Publishing.
One toggle, one boolean, instant effect. Here's exactly what it does.
Draft versus live
Every account has a single switch: Site is DRAFT or Site is LIVE, visible at the top of the Files tab. New accounts start in draft.
While a site is in draft, visiting username.myjay.net
shows a generic "nothing here yet" page, regardless of how many files
you've uploaded. Flip the toggle to live and the exact same files
become reachable at that address immediately.
What flipping the toggle actually changes
One value in the platform's database: whether your site is published. That's the entire mechanism. There's no build, no deploy, no queue, no propagation delay. The very next request to your subdomain sees the new state.
What it doesn't change
- Your files. Unpublishing doesn't delete or hide anything from you, it only affects what the public can see.
- Your access to the dashboard. You can keep editing, uploading, and deleting files while unpublished, exactly as while published.
- Your storage usage. Files count against your quota whether the site is published or not.
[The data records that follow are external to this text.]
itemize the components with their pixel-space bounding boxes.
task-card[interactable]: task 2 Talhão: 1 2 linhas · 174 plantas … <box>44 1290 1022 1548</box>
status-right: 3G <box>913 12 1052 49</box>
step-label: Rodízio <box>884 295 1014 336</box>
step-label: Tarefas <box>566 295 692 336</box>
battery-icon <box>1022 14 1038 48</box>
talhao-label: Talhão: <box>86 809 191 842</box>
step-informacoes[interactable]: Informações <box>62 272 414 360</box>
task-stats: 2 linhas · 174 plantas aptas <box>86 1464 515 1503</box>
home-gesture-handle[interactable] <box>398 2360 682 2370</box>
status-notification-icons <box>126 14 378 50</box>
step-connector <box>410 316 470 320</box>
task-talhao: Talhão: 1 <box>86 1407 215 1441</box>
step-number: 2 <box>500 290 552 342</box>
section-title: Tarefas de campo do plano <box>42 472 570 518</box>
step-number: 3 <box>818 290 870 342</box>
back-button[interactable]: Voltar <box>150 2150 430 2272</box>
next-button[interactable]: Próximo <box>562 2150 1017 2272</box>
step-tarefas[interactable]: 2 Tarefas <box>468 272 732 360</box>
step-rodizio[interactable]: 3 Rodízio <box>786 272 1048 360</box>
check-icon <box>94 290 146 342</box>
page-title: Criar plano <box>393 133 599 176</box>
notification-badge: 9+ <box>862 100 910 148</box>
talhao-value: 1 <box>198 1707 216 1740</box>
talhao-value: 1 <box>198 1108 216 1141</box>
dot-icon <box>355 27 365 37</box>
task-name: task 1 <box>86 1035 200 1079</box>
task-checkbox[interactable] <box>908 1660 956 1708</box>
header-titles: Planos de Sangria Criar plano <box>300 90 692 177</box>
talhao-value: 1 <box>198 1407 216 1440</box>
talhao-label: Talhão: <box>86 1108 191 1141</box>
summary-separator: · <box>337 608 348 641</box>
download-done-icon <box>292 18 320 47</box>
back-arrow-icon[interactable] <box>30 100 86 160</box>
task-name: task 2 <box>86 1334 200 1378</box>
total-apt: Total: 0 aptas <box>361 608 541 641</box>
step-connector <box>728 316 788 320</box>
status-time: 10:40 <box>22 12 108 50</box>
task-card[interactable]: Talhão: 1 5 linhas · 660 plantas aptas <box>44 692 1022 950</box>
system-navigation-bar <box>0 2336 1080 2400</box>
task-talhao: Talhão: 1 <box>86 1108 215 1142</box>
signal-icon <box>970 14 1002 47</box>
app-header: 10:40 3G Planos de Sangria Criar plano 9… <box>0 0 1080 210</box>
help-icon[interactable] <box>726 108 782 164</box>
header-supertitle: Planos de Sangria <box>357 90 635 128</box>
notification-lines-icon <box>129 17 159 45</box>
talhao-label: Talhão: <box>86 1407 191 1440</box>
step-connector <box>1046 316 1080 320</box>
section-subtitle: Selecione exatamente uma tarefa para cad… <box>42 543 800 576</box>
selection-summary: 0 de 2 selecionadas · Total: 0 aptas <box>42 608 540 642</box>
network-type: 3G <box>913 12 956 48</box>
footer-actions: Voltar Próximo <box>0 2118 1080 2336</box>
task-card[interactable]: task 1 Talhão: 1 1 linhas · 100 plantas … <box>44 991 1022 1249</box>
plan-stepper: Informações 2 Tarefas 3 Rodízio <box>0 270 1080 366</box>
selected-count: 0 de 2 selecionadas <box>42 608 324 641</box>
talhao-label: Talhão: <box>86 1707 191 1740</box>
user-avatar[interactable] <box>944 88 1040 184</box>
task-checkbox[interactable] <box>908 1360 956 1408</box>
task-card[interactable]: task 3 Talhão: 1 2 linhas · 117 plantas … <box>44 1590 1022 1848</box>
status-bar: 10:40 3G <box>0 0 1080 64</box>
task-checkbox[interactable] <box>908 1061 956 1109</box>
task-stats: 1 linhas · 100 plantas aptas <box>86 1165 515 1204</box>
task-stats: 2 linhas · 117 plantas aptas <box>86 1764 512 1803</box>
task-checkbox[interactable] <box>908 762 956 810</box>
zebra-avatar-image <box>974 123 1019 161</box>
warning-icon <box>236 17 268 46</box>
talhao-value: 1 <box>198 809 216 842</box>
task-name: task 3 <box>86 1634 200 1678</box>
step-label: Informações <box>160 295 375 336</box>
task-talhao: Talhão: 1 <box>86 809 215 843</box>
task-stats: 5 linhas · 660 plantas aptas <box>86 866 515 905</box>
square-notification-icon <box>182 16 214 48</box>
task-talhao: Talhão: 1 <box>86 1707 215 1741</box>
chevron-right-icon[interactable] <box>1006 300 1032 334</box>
In other words: draft mode is a way to work on your site privately before showing it to anyone, or to take it offline temporarily without losing anything. Going back and forth between draft and live as many times as you want has no downside.
Why you might stay in draft
Some people upload everything first and only flip to live once it looks right. Others publish immediately and edit live. Both are fine, there's no difference in how the platform treats a site that's edited publicly versus one drafted privately first.